For, Pereira is himself a slightly shambolic man who, like Meleager with Atalanta, falls in love from afar with the girlfriend of a young man whom he helps out with a job at the dawn of Salazar’s fascist regime – in the process coming to a political awakening that allows him to use art to oppose authoritarianism and control. He was happy in Espinho, and he associates it with dreams, even as the world comes to a fascist end.
Right next to the arc-like Centro Multimeios that is Fest’s hub there is a house that is falling apart – referred to by a Dutch couple at the event as a pigeon hotel and figured prominently in a film made and screened at the festival by Guy Farber – as a response to a challenge set by me to those assembled at my guerrilla filmmaking workshop at Fest to make a silent film that is about the relationship between Espinho and the festival.
Again, then, decay is never far from Fest; it carries the end of the world with it, an apocalyptic unveiling (apo-/un- + kaluptein/to cover) that allows us more clearly to see, as all art thus involves death and rebirth, the flood and the desert, the blurring of boundaries and the breaking of the concrete.
A festival that of course shows films, it is a festival that is not about business and busy-ness, but which is about heart, humans, relationships, sharing and encouraging.
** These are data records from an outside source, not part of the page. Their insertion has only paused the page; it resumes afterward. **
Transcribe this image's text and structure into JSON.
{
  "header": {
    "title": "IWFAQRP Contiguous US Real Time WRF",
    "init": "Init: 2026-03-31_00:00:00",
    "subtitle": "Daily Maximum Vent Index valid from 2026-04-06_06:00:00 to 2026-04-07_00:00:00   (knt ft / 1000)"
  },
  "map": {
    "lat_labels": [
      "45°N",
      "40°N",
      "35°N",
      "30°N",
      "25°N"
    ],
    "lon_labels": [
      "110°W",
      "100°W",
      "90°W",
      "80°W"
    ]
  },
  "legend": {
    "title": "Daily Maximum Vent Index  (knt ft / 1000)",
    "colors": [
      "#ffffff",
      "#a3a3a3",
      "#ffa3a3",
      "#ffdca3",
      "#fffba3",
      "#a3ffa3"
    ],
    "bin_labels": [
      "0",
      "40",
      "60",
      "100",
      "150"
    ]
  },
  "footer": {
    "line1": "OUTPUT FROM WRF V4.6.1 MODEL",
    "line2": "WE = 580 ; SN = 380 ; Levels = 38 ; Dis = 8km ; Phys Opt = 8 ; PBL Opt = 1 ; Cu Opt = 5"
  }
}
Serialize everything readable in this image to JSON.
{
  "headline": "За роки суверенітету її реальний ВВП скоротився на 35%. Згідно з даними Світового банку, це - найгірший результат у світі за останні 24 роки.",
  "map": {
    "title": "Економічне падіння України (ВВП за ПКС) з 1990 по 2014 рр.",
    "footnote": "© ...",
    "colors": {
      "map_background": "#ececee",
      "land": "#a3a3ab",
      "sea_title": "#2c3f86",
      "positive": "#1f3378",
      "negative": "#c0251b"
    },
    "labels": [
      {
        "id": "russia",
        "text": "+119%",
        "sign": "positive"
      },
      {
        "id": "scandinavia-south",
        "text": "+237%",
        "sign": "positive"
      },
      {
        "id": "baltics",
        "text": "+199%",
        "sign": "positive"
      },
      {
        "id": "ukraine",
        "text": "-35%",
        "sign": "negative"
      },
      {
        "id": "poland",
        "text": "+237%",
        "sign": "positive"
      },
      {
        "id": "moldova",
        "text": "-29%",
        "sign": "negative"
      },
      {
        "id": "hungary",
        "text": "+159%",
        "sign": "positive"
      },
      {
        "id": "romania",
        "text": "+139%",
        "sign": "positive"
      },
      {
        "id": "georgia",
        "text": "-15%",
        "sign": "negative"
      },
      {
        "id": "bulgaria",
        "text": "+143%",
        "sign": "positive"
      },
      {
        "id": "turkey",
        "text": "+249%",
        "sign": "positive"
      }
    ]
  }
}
In some senses, the festival thus replaces cinema, providing to its participants the intensity of experience that cinema itself perhaps once gave to us, but which all too often these days it does not. The film festival is thus better than cinema, a realisation of something that cinema can but only seldom does achieve: a world of courage and the bid to participate in the creation of heaven, in heaven as creation. And so we must now as filmmakers go away from Fest and improve cinema, create a different and new cinema, to destroy and to recreate cinema, and thus to give to others this solidarity, this courage, this intensity.
Some think of the festival as being a structural support for business: in providing a welcome break from business, the festival means that we can return to business and accept it for another year.
And yet Fest teaches us that the festival can be more than this. Fest is not escape from an otherwise humdrum existence; Fest shows us a better world that we must now all work hard to realise. We all feel a sense of what the Portuguese might call saudade as we leave Fest – a melancholic longing for someone that one loves, perhaps like Meleager’s feelings for Atalanta when she refused his love, and certainly like Pereira’s thoughts about Espinho. Saudade is not negative, though. For it also is a marker of necessary change and difference and independence, and so we must keep this saudade with us at all times and not let it wear off; we must not leave Fest so much as at all times carry it in our hearts as it holds us in its; we must embrace and not fear death, we must love loss and difference and realise that we are dying a little all the time; for it is only through working with rather than against these things that we can create art.
And in this way art can and will save the world. And it might help to bring about a better world, a world of dream and art. Dreaming the end of the world in Espinho at the Fest Film Festival, then, encourages us for the burden of heaven, the weight on our backs that is the ceaseless struggle to explore beyond the horizon and to reach new worlds. It is to realise heaven on Earth.